Yesterday it did make a positive difference! Egor, as always is very generous, had also invited over a bunch of Evenys, Evenks and 4 Norwegian Sami on a visit to a conference I visited the day before. Initially, the show and great food occupied our time, but there was no talking, until the alcohol worked. Suddenly we were all talking, dancing, listening to joking, mouth harp playing, drumming and this evening turns out when of the best one can imagine!

One of the dreams I have had for years has been making a documentary about the indigenous people of Scandinavia, the Samí. And suddenly I was talking to Svein Mathiesen, Johan Mathis Juan Turi and Anders Oskal. I think it was one of the most important meetings of any Scandinavians for years!

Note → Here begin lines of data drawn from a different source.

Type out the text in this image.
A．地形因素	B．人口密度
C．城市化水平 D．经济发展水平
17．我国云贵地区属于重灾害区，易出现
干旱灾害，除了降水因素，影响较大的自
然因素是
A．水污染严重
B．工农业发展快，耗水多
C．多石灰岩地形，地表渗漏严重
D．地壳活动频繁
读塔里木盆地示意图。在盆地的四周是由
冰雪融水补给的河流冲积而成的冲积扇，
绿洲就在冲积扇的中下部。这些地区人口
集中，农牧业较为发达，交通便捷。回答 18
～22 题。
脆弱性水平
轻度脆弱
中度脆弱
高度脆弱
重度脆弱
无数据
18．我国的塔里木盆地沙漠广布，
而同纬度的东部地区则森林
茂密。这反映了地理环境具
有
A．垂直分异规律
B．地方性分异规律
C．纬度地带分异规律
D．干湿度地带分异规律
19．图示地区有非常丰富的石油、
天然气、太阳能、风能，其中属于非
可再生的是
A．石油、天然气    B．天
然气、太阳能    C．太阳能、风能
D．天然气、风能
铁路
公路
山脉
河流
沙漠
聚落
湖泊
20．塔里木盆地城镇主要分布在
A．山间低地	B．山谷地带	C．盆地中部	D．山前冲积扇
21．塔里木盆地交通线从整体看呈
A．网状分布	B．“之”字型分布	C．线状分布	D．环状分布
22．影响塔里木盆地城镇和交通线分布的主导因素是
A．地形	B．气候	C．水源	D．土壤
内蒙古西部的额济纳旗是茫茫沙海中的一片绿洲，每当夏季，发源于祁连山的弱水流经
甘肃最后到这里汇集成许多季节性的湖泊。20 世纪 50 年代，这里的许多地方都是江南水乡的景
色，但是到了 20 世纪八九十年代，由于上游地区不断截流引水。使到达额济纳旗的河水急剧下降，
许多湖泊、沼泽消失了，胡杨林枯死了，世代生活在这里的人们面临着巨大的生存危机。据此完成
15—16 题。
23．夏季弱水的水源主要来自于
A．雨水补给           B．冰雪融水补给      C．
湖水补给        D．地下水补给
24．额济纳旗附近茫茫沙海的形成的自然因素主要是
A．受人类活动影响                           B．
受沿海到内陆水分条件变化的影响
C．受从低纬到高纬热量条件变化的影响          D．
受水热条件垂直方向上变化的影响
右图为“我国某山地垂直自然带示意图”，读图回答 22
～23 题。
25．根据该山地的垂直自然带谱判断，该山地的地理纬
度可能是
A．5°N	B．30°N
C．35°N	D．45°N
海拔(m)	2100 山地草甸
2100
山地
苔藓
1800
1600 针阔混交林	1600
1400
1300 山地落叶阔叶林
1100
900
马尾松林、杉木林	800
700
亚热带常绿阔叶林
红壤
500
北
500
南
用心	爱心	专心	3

And it gave lots of perspective on the journey I just have finished.

“We get treated like celebrities here!” Anders Oskal, Norwegian reindeer herder and Samí from Kautokeino in Norway told me and added immediately: “We don´t want any personal attention, but of course it feels good when one is used to getting very little attention in one´s own country.”

Anders is a young, intelligent and wise Samí who is director of the International Centre for Reindeer Husbandry. He has travelled widely and visited reindeer communities all over the northern world and it was such a relief getting an answer to all these questions I have had throughout the trip with Slava, Vika, Tolya and Yura Grigorovich. (By the way, there was, of course a few people there with links to Arkah and Ludmilla…our angel in the village!). I could see how much alike the Samí and the Eveny are in their behavior. No aggression, shy and respectful and I told Anders about how they, the Eveny, not me, always stopped once they had opened the fly to the tent, no matter how cold it was outside, and kind of waited before they moved in. They never looked anybody in the eyes. And after awhile they entered and moved on the outside of the rest of us, to his place in the tent. Anders told me the same applies in a traditional Samí cot/yurta.

We talked about sensitive issues. For example, we got into the subject of the boarding schools. I told Anders we visited one in Arkah, where 16 kids were separated from their parents for a major part of the year. The one´s who worked there were all Evenys and had the same experience. It had been like that since Stalin’s days. Slava, Tolya, Vika and Yura Grigorovich had all spent their adolescence there. Slava just shrugged his shoulders when I asked him about it. The one in Arkah seemed to be as good as they come, but I knew that one of the major things brought up by the Eveny´s and other indigenous Siberian groups after the arrival of perestroika was the hell encountered at these schools.

But nowadays the school in Arkah was run by Evenys who themselves knew what it meant. The kids we interviewed only had positive things to say about boarding school and basically said they missed their parents the first years, but then got used to it. Being shipped to boarding school was nothing new to the Samí. One of my best Sami friends, Peter Andersson from Idre Sameby, same age as me, spent all his adolescence in a boarding school for Samí in Jokkmokk. That has changed today and Sami kids goes to the same school as everybody else, but I know, like the Eveny in Arkah, that they at least can study their own language and heritage today. So things are going for the better, which I realized when talking to Anders.

My aim after meeting Anders is to do a documentary, just like the one I am doing now, to get people in the big cities especially, to understand the great need for the rest of humankind in putting a lot of effort into preserving the worlds indigenous people and their genuine ways to live and for example herd reindeer, the kindest and most gentle and best adapted of all animals of the taiga which we humans deal with. By knowing them, we get to know ourselves much better.

Great meeting! Thanks Egor for setting this up as well!

And thanks to the effects of the vodka!